Population Differentiation

  • fst — fixation index. Weir-Cockerham \(F_{ST}\) estimator for population differentiation.

  • tajd — Tajima’s D. Neutrality test comparing pairwise diversity to segregating sites.

from morie.fn import fst, tajd

result = fst(allele_freqs_pop1, allele_freqs_pop2,
             n_pop1=100, n_pop2=120)
print(f"Fst = {result.statistic:.4f}")

taj = tajd(segregating_sites=42, n_sequences=50,
           pairwise_diffs=18.5)
print(f"Tajima's D = {taj.statistic:.3f}, p = {taj.p_value:.4f}")

Linkage Disequilibrium

  • ld — linkage disequilibrium. D, D’, and r-squared between two loci.

  • ldmat — LD matrix. Pairwise r-squared matrix for a set of SNPs.

from morie.fn import ld

result = ld(genotypes_snp1, genotypes_snp2)
print(f"D' = {result.d_prime:.3f}, r2 = {result.r_squared:.3f}")

Genome-Wide Association Studies

  • gwas — GWAS scan. Per-SNP association test (linear or logistic) with multiple-testing correction.

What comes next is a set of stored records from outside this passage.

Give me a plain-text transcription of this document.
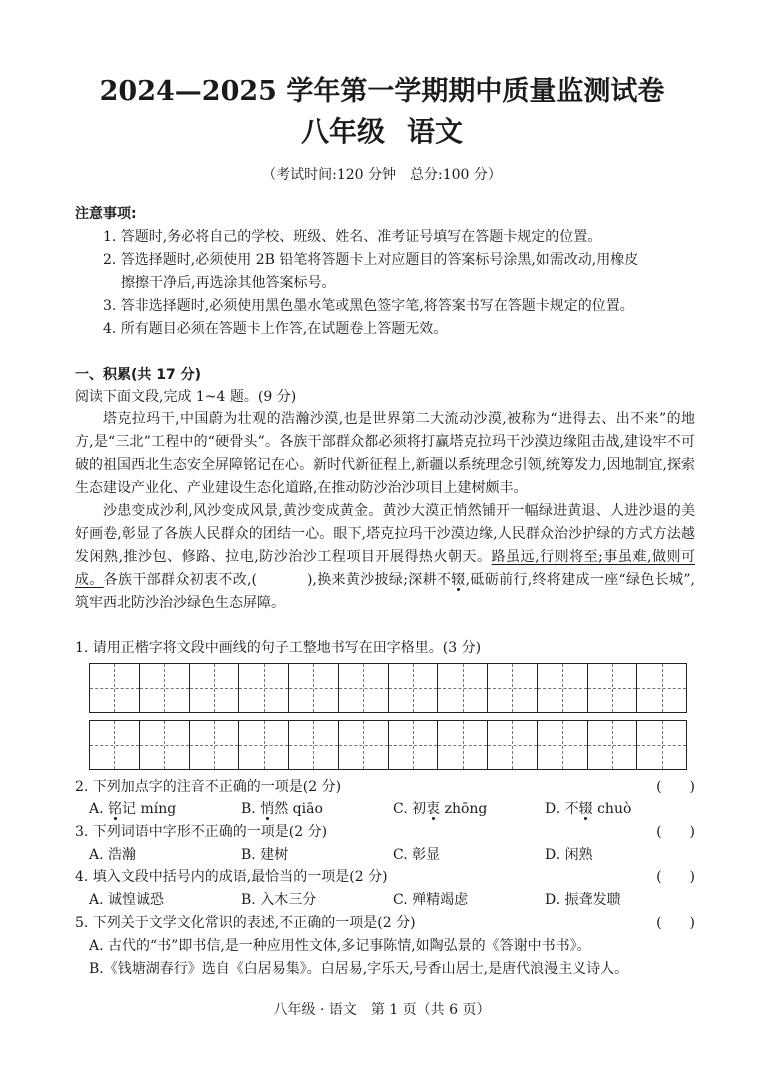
2024—2025 学年第一学期期中质量监测试卷
八年级 语文
（考试时间:120 分钟　总分:100 分）
注意事项:
1. 答题时,务必将自己的学校、班级、姓名、准考证号填写在答题卡规定的位置。
2. 答选择题时,必须使用 2B 铅笔将答题卡上对应题目的答案标号涂黑,如需改动,用橡皮
擦擦干净后,再选涂其他答案标号。
3. 答非选择题时,必须使用黑色墨水笔或黑色签字笔,将答案书写在答题卡规定的位置。
4. 所有题目必须在答题卡上作答,在试题卷上答题无效。
一、积累(共 17 分)
阅读下面文段,完成 1~4 题。(9 分)

塔克拉玛干,中国蔚为壮观的浩瀚沙漠,也是世界第二大流动沙漠,被称为“进得去、出不来”的地方,是“三北”工程中的“硬骨头”。各族干部群众都必须将打赢塔克拉玛干沙漠边缘阻击战,建设牢不可破的祖国西北生态安全屏障铭记在心。新时代新征程上,新疆以系统理念引领,统筹发力,因地制宜,探索生态建设产业化、产业建设生态化道路,在推动防沙治沙项目上建树颇丰。

沙患变成沙利,风沙变成风景,黄沙变成黄金。黄沙大漠正悄然铺开一幅绿进黄退、人进沙退的美好画卷,彰显了各族人民群众的团结一心。眼下,塔克拉玛干沙漠边缘,人民群众治沙护绿的方式方法越发闲熟,推沙包、修路、拉电,防沙治沙工程项目开展得热火朝天。路虽远,行则将至;事虽难,做则可成。各族干部群众初衷不改,(	),换来黄沙披绿;深耕不辍,砥砺前行,终将建成一座“绿色长城”,筑牢西北防沙治沙绿色生态屏障。

1. 请用正楷字将文段中画线的句子工整地书写在田字格里。(3 分)
2. 下列加点字的注音不正确的一项是(2 分)	(　　)
A. 铭记 míng	B. 悄然 qiāo	C. 初衷 zhōng	D. 不辍 chuò
3. 下列词语中字形不正确的一项是(2 分)	(　　)
A. 浩瀚	B. 建树	C. 彰显	D. 闲熟
4. 填入文段中括号内的成语,最恰当的一项是(2 分)	(　　)
A. 诚惶诚恐	B. 入木三分	C. 殚精竭虑	D. 振聋发聩
5. 下列关于文学文化常识的表述,不正确的一项是(2 分)	(　　)
A. 古代的“书”即书信,是一种应用性文体,多记事陈情,如陶弘景的《答谢中书书》。
B.《钱塘湖春行》选自《白居易集》。白居易,字乐天,号香山居士,是唐代浪漫主义诗人。
八年级 · 语文　第 1 页（共 6 页）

  • prs — polygenic risk score. Weighted sum of risk alleles using GWAS summary statistics.

from morie.fn import gwas, prs

results = gwas(genotype_matrix, phenotype, covariates=None,
               model="linear", correction="bonferroni")
sig = results[results["p_adj"] < 0.05]
print(f"Significant SNPs: {len(sig)}")

scores = prs(genotypes, effect_sizes, risk_alleles)
print(f"Mean PRS: {scores.mean():.3f}")

GWAS pipeline:

  1. Quality control: MAF filter, HWE filter, missingness filter

  2. Association testing: per-SNP regression (gwas)

  3. Multiple testing correction: Bonferroni or Benjamini-Hochberg

  4. Visualization: Manhattan plot, QQ plot (via holo_* functions)

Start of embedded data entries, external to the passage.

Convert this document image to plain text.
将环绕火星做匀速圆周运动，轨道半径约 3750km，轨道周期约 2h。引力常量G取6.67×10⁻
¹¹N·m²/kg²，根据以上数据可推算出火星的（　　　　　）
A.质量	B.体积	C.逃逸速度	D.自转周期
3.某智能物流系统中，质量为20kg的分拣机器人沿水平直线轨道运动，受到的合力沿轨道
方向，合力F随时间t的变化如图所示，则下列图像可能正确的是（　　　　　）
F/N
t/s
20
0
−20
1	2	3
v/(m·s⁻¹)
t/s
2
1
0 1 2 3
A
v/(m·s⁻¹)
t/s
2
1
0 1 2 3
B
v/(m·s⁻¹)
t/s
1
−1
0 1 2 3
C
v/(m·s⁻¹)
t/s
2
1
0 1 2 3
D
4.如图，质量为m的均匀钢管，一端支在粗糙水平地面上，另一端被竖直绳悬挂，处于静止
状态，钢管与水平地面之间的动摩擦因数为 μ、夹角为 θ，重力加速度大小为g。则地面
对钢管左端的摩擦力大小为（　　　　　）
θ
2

  5. Risk prediction: polygenic risk scores (prs)

Epidemiological Applications

Population genetics functions integrate with MORIE’s epidemiological toolkit for public health genomics:

  • Pharmacogenomics: MAF and HWE checks for drug-metabolizing enzyme variants across population subgroups

  • Disease surveillance: Fst for tracking pathogen population structure across geographic regions

  • Health equity: PRS calibration across ancestry groups to avoid differential prediction accuracy

All functions return standardized result objects (GenomicsResult dataclass from _containers.py) with statistic, p_value, and method-specific fields.

References

[Weir1984]

Weir, B.S. & Cockerham, C.C. (1984). Estimating F-Statistics for the Analysis of Population Structure. Evolution, 38(6), 1358-1370.

[Tajima1989]

Tajima, F. (1989). Statistical Method for Testing the Neutral Mutation Hypothesis by DNA Polymorphism. Genetics, 123(3), 585-595.

[Purcell2007]

Purcell, S. et al. (2007). PLINK: A Tool Set for Whole-Genome Association and Population-Based Linkage Analyses. American Journal of Human Genetics, 81(3), 559-575.